You’re absolutely right! The hardware has advanced so much that it can mask the underlying stupidity of the system. Until, that is, there is an unhandled condition that ends catastrophically. As you say, the research on this problem has been available for half a century. These modern AI systems are just faster but you still have the edge-case problem. The “Caracetamol” solution proposed by the researchers is a symptom of the weakness of all these systems. They encountered a dangerous failure state and developed a custom patch to address this unique condition (SirenExists?). This patch now gets overlaid onto what was supposed to be a general intelligence learning system. It becomes an escape condition that overrides the normal decision-making process. The problem is that by now, all of these driver-assist systems have become a rat’s nest of escape conditions to handle all of the accumulated and dangerous edge cases. Because their business model is based on beta testing in the real world, we have to find out on public roads what happens when Caracetamol interacts with, say, someone’s hi-vis running shirt.

LMCorvairFan
LMCorvairFan
1 month ago
Reply to  Erik Hancock

We used to call it a brittle system back in the day. The thing that makes me nervous are the vast number of edge and corner cases that can occur in the real work that cannot possibly be anticipated. Sure you can patch and shim in bandaids, but the system will never be complete and will get progressively more unstable.

LMCorvairFan
LMCorvairFan
1 month ago
Reply to  Erik Hancock

Started out on Lisp and prolog, worked on Symbolics Workstations doing a legal statute language translation system which failed spectacularly. That was a well defined problem with a theoretically solvable solution until multiple languages and legal interpretations are added into the mix.

DriveSheSaid
DriveSheSaid
1 month ago

Is Mary Hart driving?!

Ash78
Ash78
1 month ago
Reply to  DriveSheSaid

That red light is burning into my brain! My rods and cones are all messed up.

DriveSheSaid
DriveSheSaid
1 month ago
Reply to  Ash78

You’ve got to stop eating that Kenny Rogers Chicken so late if it’s gonna affect you that way!

Icouldntfindaclevername
Icouldntfindaclevername
1 month ago

Geez, I have the same problem with the lights and I’m not epileptic. Especially with the new modern ULTRA BRIGHT lights on police cars now.
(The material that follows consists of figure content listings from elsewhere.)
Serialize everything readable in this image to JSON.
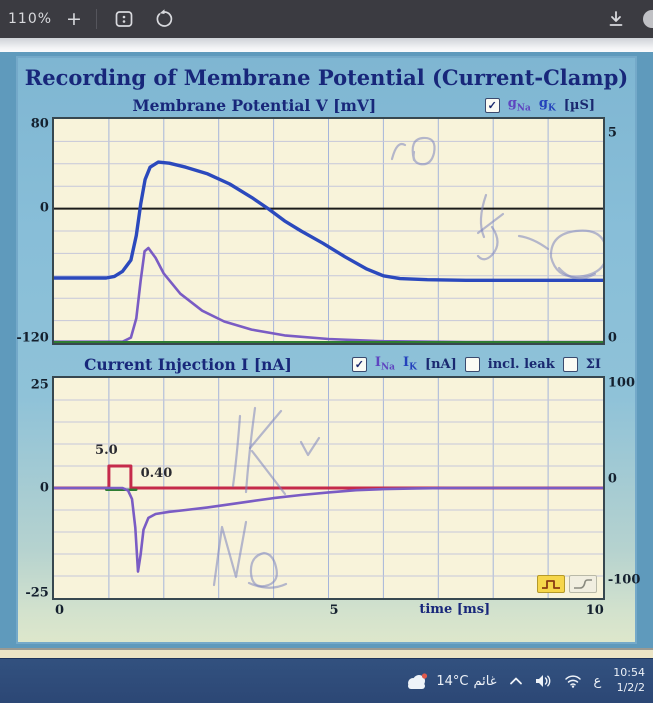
{
  "toolbar": {
    "zoom_level": "110%",
    "plus_label": "+"
  },
  "app": {
    "title": "Recording of Membrane Potential (Current-Clamp)"
  },
  "chart_data": [
    {
      "type": "line",
      "title": "Membrane Potential V [mV]",
      "legend": {
        "check_glyph": "✓",
        "checked": true,
        "g_base": "g",
        "na_sub": "Na",
        "k_sub": "K",
        "unit": "[µS]"
      },
      "x_range": [
        0,
        10
      ],
      "x_step": 1,
      "zero_black": true,
      "grid_v": "#a6b5da",
      "grid_h": "#c6c7d9",
      "left_axis": {
        "range": [
          -120,
          80
        ],
        "step": 20,
        "ticks": [
          80,
          0,
          -120
        ],
        "tick_labels": [
          "80",
          "0",
          "-120"
        ]
      },
      "right_axis": {
        "range": [
          0,
          5
        ],
        "ticks": [
          5,
          0
        ],
        "tick_labels": [
          "5",
          "0"
        ]
      },
      "series": [
        {
          "name": "membrane-potential-V",
          "color": "#2b49bd",
          "width": 3.4,
          "axis": "left",
          "points": [
            [
              0,
              -62
            ],
            [
              0.95,
              -62
            ],
            [
              1.1,
              -60.5
            ],
            [
              1.25,
              -56
            ],
            [
              1.4,
              -46
            ],
            [
              1.5,
              -24
            ],
            [
              1.58,
              4
            ],
            [
              1.66,
              26
            ],
            [
              1.75,
              37
            ],
            [
              1.9,
              41.5
            ],
            [
              2.1,
              40.5
            ],
            [
              2.4,
              37
            ],
            [
              2.8,
              31
            ],
            [
              3.2,
              22
            ],
            [
              3.6,
              10
            ],
            [
              3.9,
              0
            ],
            [
              4.2,
              -11
            ],
            [
              4.5,
              -20
            ],
            [
              4.9,
              -31
            ],
            [
              5.3,
              -43
            ],
            [
              5.7,
              -54
            ],
            [
              6.0,
              -60
            ],
            [
              6.3,
              -62.5
            ],
            [
              6.8,
              -63.5
            ],
            [
              7.5,
              -64
            ],
            [
              10,
              -64
            ]
          ]
        },
        {
          "name": "gNa-conductance",
          "color": "#7a5cc4",
          "width": 2.6,
          "axis": "right",
          "points": [
            [
              0,
              0.03
            ],
            [
              1.25,
              0.03
            ],
            [
              1.4,
              0.12
            ],
            [
              1.5,
              0.55
            ],
            [
              1.58,
              1.4
            ],
            [
              1.65,
              2.05
            ],
            [
              1.72,
              2.12
            ],
            [
              1.85,
              1.9
            ],
            [
              2.0,
              1.55
            ],
            [
              2.3,
              1.1
            ],
            [
              2.7,
              0.72
            ],
            [
              3.1,
              0.48
            ],
            [
              3.6,
              0.3
            ],
            [
              4.2,
              0.17
            ],
            [
              5.0,
              0.09
            ],
            [
              6.0,
              0.04
            ],
            [
              7.5,
              0.02
            ],
            [
              10,
              0.02
            ]
          ]
        },
        {
          "name": "gK-conductance",
          "color": "#2e7d32",
          "width": 2.2,
          "axis": "right",
          "points": [
            [
              0,
              0.02
            ],
            [
              10,
              0.02
            ]
          ]
        }
      ]
    },
    {
      "type": "line",
      "title": "Current Injection I [nA]",
      "legend": {
        "check_glyph": "✓",
        "checked": true,
        "i_base": "I",
        "na_sub": "Na",
        "k_sub": "K",
        "unit": "[nA]",
        "leak_label": "incl. leak",
        "leak_checked": false,
        "sum_label": "ΣI",
        "sum_checked": false
      },
      "x_range": [
        0,
        10
      ],
      "x_step": 1,
      "zero_black": false,
      "grid_v": "#a6b5da",
      "grid_h": "#c6c7d9",
      "left_axis": {
        "range": [
          -25,
          25
        ],
        "step": 5,
        "ticks": [
          25,
          0,
          -25
        ],
        "tick_labels": [
          "25",
          "0",
          "-25"
        ]
      },
      "right_axis": {
        "range": [
          -100,
          100
        ],
        "ticks": [
          100,
          0,
          -100
        ],
        "tick_labels": [
          "100",
          "0",
          "-100"
        ]
      },
      "x_axis": {
        "tick_labels": [
          "0",
          "5",
          "10"
        ],
        "label": "time [ms]"
      },
      "annotations": [
        {
          "text": "5.0"
        },
        {
          "text": "0.40"
        }
      ],
      "stimulus_amplitude_nA": 5.0,
      "stimulus_duration_ms": 0.4,
      "series": [
        {
          "name": "injected-current",
          "color": "#c52a4b",
          "width": 3.0,
          "axis": "left",
          "points": [
            [
              0,
              0
            ],
            [
              1,
              0
            ],
            [
              1,
              5
            ],
            [
              1.4,
              5
            ],
            [
              1.4,
              0
            ],
            [
              10,
              0
            ]
          ]
        },
        {
          "name": "leak-current",
          "color": "#2e7d32",
          "width": 2.4,
          "axis": "left",
          "points": [
            [
              0.95,
              -0.4
            ],
            [
              1.5,
              -0.4
            ]
          ]
        },
        {
          "name": "INa-current",
          "color": "#7a5cc4",
          "width": 2.6,
          "axis": "left",
          "points": [
            [
              0,
              0
            ],
            [
              1.25,
              0
            ],
            [
              1.35,
              -0.6
            ],
            [
              1.42,
              -2.5
            ],
            [
              1.48,
              -9
            ],
            [
              1.53,
              -19
            ],
            [
              1.58,
              -15
            ],
            [
              1.63,
              -9.5
            ],
            [
              1.72,
              -6.8
            ],
            [
              1.85,
              -5.9
            ],
            [
              2.1,
              -5.4
            ],
            [
              2.4,
              -5.0
            ],
            [
              2.8,
              -4.4
            ],
            [
              3.2,
              -3.7
            ],
            [
              3.6,
              -3.0
            ],
            [
              4.0,
              -2.3
            ],
            [
              4.5,
              -1.6
            ],
            [
              5.0,
              -1.0
            ],
            [
              5.5,
              -0.5
            ],
            [
              6.0,
              -0.25
            ],
            [
              6.6,
              -0.1
            ],
            [
              7.2,
              0
            ],
            [
              10,
              0
            ]
          ]
        }
      ]
    }
  ],
  "taskbar": {
    "temperature": "14°C",
    "condition": "غائم",
    "language": "ع",
    "time": "10:54",
    "date": "1/2/2"
  }
}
Yeah, I get they’re suppose to keep the officer safe and to inform divers they are there, but why blind everyone? Least for me, my pupils can’t open and close fast enough at night.

Usernametaken
Usernametaken
1 month ago

I particularly dislike when, say it’s night, precipitating, you slow and pull over to let the fire truck roll past then realize you can’t see a goddamn thing while the traffic behind you expects you to merge back in

Jatkat
Jatkat
1 month ago

My question is, why, when they are responding to a call, and are parked in a parking lot, do the lights need to be in full AAHHH PURSUIT mode??

Baltimore Paul
Baltimore Paul
1 month ago
Reply to  Jatkat

With all due respect to our first responders…. They keep the lights flashing in the parking lot because they like the attention

Musicman27
Musicman27
1 month ago
Reply to  Jatkat

Real life is NOT Need For Speed people.